Der Anspruch auf Zahnersatz ist in den §§ 55 ff SGB V näher geregelt. Nach § 55 Abs. 1 S 1 SGB V haben Versicherte nach den Vorgaben in Satz 2 bis 7 Anspruch auf befundbezogene Festzuschüsse bei einer medizinisch notwendigen Versorgung mit Zahnersatz einschließlich Zahnkronen und Suprakonstruktionen (zahnärztliche und zahntechnische Leistungen) in den Fällen, in denen eine zahnprothetische Versorgung notwendig ist und die geplante Versorgung einer Methode entspricht, die gemäß § 135 Abs. 1 SGB V anerkannt ist. Diese Voraussetzungen sind bei dem Kläger erfüllt. Die Beklagte hat einen Festzuschuss in Höhe von 353,52 Euro gezahlt. Die Beklagte setzte den Festzuschuss auch der Höhe nach rechtmäßig fest.
Die besonderen Gründe für die Eingliederung des Zahnersatzes bei dem Kläger rechtfertigen darüber hinaus weder einen höheren Prozentsatz noch die vollständige Übernahme der Kosten der zahnprothetischen Behandlung. Gegenüber § 28 Abs. 2 SGB V enthalten §§ 55, 56 SGB V die spezielleren Normen für Zahnersatz (BSGE 85, 66, 68 = SozR 3-2500 § 30 Nr. 10 S 38; BSGE 76, 40 = SozR 3-2500 § 30 Nr. 5; BSG SozR 3-2500 § 30 Nr. 3). Bei der Versorgung mit Zahnersatz bleibt die Leistung der gesetzlichen Krankenversicherung auch dann auf einen Zuschuss beschränkt, wenn der Zahnersatz anderen als zahnmedizinischen Zwecken dient oder integrierender Bestandteil einer anderen Behandlung ist (BSGE 86, 66, 67 f = SozR 3-2500 § 30 Nr. 10 S 37 f). Deshalb geht auch der Einwand des Klägers, sein Anspruch folge daraus, dass die zahnprothetische Versorgung wegen der Behandlung einer Tumorerkrankung erforderlich geworden sei, ins Leere. Die hierzu gemachten Ausführungen des Gutachters in dem Verfahren über die implantologische Versorgung des Oberkiefers zum AZ S 3 KR 659/11 können daher nicht auf das vorliegende Verfahren übertragen werden. Ob z.B. von einer medizinischen Gesamtbehandlung auszugehen ist, ist (unter weiteren Voraussetzungen) nur für den Anspruch auf implantologische Leistungen einschließlich der Suprakonstruktion im Rahmen zahnärztlicher Behandlung nach §§ 27,28 Abs. 2 SGB V von Bedeutung, hat aber keinen Einfluss auf die insoweit speziellen und abschließenden Regelungen der §§ 55 f SGBV.

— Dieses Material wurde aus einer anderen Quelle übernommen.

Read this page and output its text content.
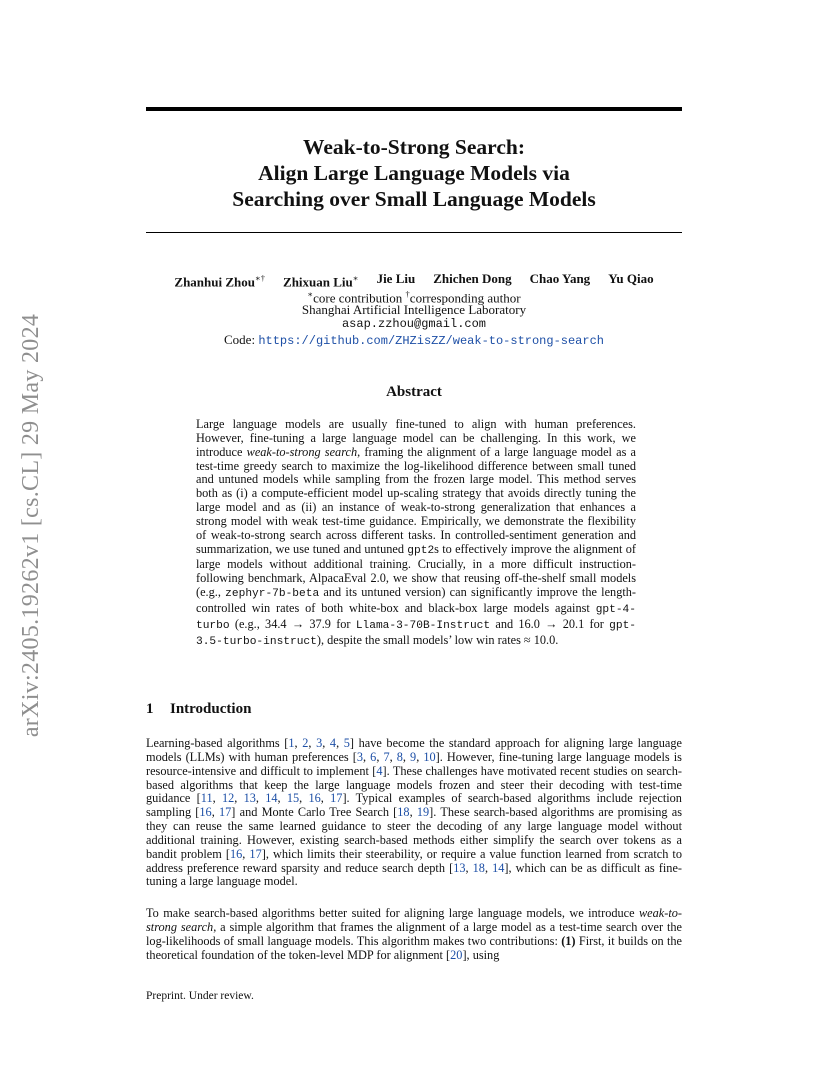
arXiv:2405.19262v1 [cs.CL] 29 May 2024
Weak-to-Strong Search:
Align Large Language Models via
Searching over Small Language Models
Zhanhui Zhou∗† Zhixuan Liu∗ Jie Liu Zhichen Dong Chao Yang Yu Qiao
∗core contribution †corresponding author
Shanghai Artificial Intelligence Laboratory
asap.zzhou@gmail.com
Code: https://github.com/ZHZisZZ/weak-to-strong-search
Abstract
Large language models are usually fine-tuned to align with human preferences. However, fine-tuning a large language model can be challenging. In this work, we introduce weak-to-strong search, framing the alignment of a large language model as a test-time greedy search to maximize the log-likelihood difference between small tuned and untuned models while sampling from the frozen large model. This method serves both as (i) a compute-efficient model up-scaling strategy that avoids directly tuning the large model and as (ii) an instance of weak-to-strong generalization that enhances a strong model with weak test-time guidance. Empirically, we demonstrate the flexibility of weak-to-strong search across different tasks. In controlled-sentiment generation and summarization, we use tuned and untuned gpt2s to effectively improve the alignment of large models without additional training. Crucially, in a more difficult instruction-following benchmark, AlpacaEval 2.0, we show that reusing off-the-shelf small models (e.g., zephyr-7b-beta and its untuned version) can significantly improve the length-controlled win rates of both white-box and black-box large models against gpt-4-turbo (e.g., 34.4 → 37.9 for Llama-3-70B-Instruct and 16.0 → 20.1 for gpt-3.5-turbo-instruct), despite the small models’ low win rates ≈ 10.0.
1 Introduction
Learning-based algorithms [1, 2, 3, 4, 5] have become the standard approach for aligning large language models (LLMs) with human preferences [3, 6, 7, 8, 9, 10]. However, fine-tuning large language models is resource-intensive and difficult to implement [4]. These challenges have motivated recent studies on search-based algorithms that keep the large language models frozen and steer their decoding with test-time guidance [11, 12, 13, 14, 15, 16, 17]. Typical examples of search-based algorithms include rejection sampling [16, 17] and Monte Carlo Tree Search [18, 19]. These search-based algorithms are promising as they can reuse the same learned guidance to steer the decoding of any large language model without additional training. However, existing search-based methods either simplify the search over tokens as a bandit problem [16, 17], which limits their steerability, or require a value function learned from scratch to address preference reward sparsity and reduce search depth [13, 18, 14], which can be as difficult as fine-tuning a large language model.
To make search-based algorithms better suited for aligning large language models, we introduce weak-to-strong search, a simple algorithm that frames the alignment of a large model as a test-time search over the log-likelihoods of small language models. This algorithm makes two contributions: (1) First, it builds on the theoretical foundation of the token-level MDP for alignment [20], using
Preprint. Under review.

§ 55 SGB V knüpft die Beschränkung der Leistung - wie die Beklagte im Widerspruchsbescheid bereits zutreffend ausgeführt hat - damit allein an den Gegenstand (Zahnersatz) und nicht an die Ursache des Behandlungsbedarfs. Deshalb verbietet sich ein Rückgriff auf die allgemeinen Regelungen über die Verschaffung zahnärztli¬cher Behandlung (BSG aaO).
Diese Grundsätze hat das Bundessozialgericht auch noch mal in einer aktuellen. Entscheidung vom 2. September 2014 (B 1 KR 12/13 R) bestätigt. Die Klägerin in dem dortigen Verfahren litt an einer doppelseitigen Lippen-Kiefer-Gaumenspalte und begehrte ebenfalls die vollständigen Kosten des Zahnersatzes.
Ebenso hat das Bundessozialgericht in seiner aktuellen Entscheidung nochmals bestätigt, dass die Regelungen über die Versorgung der Versicherten mit Zahnersatz (zahnärztliche und zahntechnische Leistungen) nicht gegen den allgemeinen Gleichheitssatz oder das verfassungsrechtliche Benachteiligungs- bzw. gegen das konventionsrechtliche Diskriminierungsverbot verstoßen. Eine grundrechtsorientierte Auslegung des Leistungsrechts im Bereich der gesetzlichen Krankenversicherung kommt daher auch bei einer drohenden Zahnlosigkeit nicht in Betracht (vgl. BSG vom 4.3.2014 - B 1 KR 6/13 R = SozR 4-2500 § 28 Nr. 7).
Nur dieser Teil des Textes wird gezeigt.